Working out is one of my favorite ways to clear my head and get my mood right. And since we have more than enough time, I’ve been focusing on core exercises a little more 🙂 I’ve finally nailed down 4 solid moves that take only 10 minutes! A lot of these exercises are combinations of what I’ve found works for me, from ladies like Megan Roup and Melissa Wood Health.
The key with ab exercises is to always imagine you’re wearing a knit corset or sucking in your bellybutton to your spine to keep your core engaged (thanks, Melissa!) So, grab your mat or a carpeted floor area and try out these four easy ab exercises you can squeeze in between zoom calls!
#1 V-UP’S
HOW: Lie face-up on the floor with your legs and arms straight. In one movement, lift your torso and legs as if you’re trying to touch your toes. Lower your body back down.
This is one rep! Try to do as many as possible in 45 seconds, then rest for 15.
#2 REVERSE CRUNCH
HOW: Lie on the floor with your legs up and slightly bent (tabletop position), hands holding your head up. Brace your torso by contracting your abs.
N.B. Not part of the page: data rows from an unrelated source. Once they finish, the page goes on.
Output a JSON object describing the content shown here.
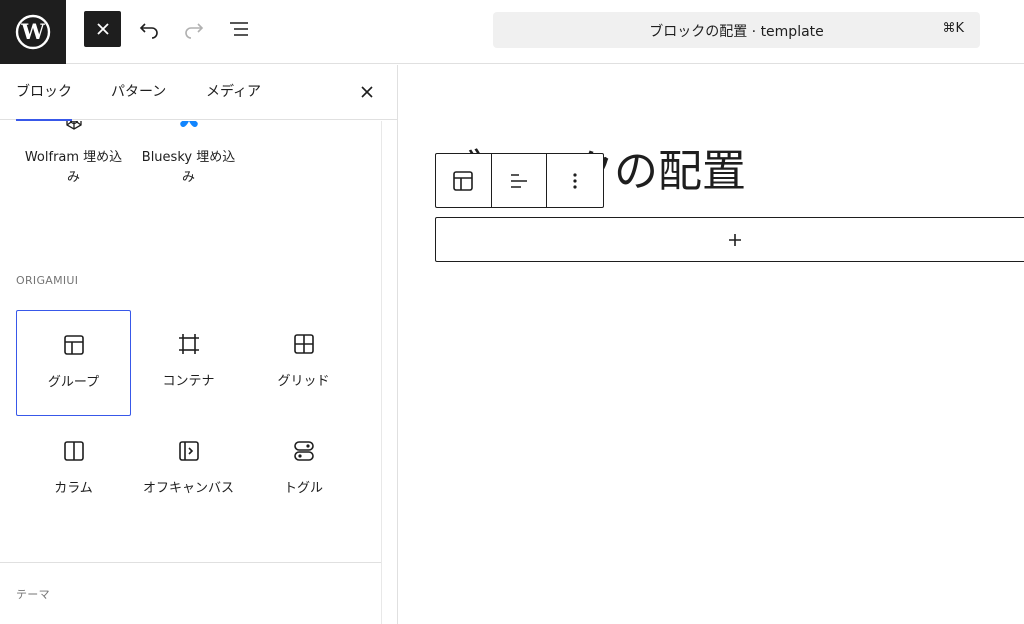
{
  "header": {
    "command_title": "ブロックの配置 · template",
    "shortcut": "⌘K"
  },
  "sidebar": {
    "tabs": [
      {
        "label": "ブロック"
      },
      {
        "label": "パターン"
      },
      {
        "label": "メディア"
      }
    ],
    "embed_blocks": [
      {
        "label": "Wolfram 埋め込み",
        "icon": "wolfram-icon"
      },
      {
        "label": "Bluesky 埋め込み",
        "icon": "bluesky-icon"
      }
    ],
    "section_origami": "ORIGAMIUI",
    "origami_blocks": [
      {
        "label": "グループ",
        "icon": "group-icon"
      },
      {
        "label": "コンテナ",
        "icon": "container-icon"
      },
      {
        "label": "グリッド",
        "icon": "grid-icon"
      },
      {
        "label": "カラム",
        "icon": "columns-icon"
      },
      {
        "label": "オフキャンバス",
        "icon": "offcanvas-icon"
      },
      {
        "label": "トグル",
        "icon": "toggle-icon"
      }
    ],
    "section_theme": "テーマ"
  },
  "canvas": {
    "page_title": "ブロックの配置"
  },
  "colors": {
    "accent": "#3858e9",
    "dark": "#1e1e1e",
    "bluesky": "#1185fe"
  }
}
Lift your hips up, hold for a second, then release down to the start position, keeping your legs in the air the whole time!
This is one rep, do as many as possible in 45 seconds then rest for 15.
#3 AROUND THE WORLD
HOW: Lie on your back with your legs extended straight up into the air. Your arms beside you using your palms to support you. Engage your core and draw a circle to the right, with your legs. Continue for 45 seconds, with 15 seconds of rest.
Repeat on the left side for 45 seconds, followed by 15 seconds of rest.
#4 PLANK UP’S
HOW: Start in a plank position, elbows under your shoulders, extend your legs behind you. Keeping your back flat, straighten your right arm and place your palm flat on the floor, directly under your shoulder, then repeat with your left arm so you’re in a pushup position. Reverse the movement, lowering back onto your right forearm and then onto your left, to return to start.
That’s one rep! Do as many reps as possible in 45 seconds.
Take one minute of rest before repeating the circuit again from the top one more time. This whole workout takes 10 minutes, including rest! I love circuits that are quick with not too many movements that are also easy to do in a short amount of time!
Let me know any other good ab exercises you guys like to do to switch up your workouts!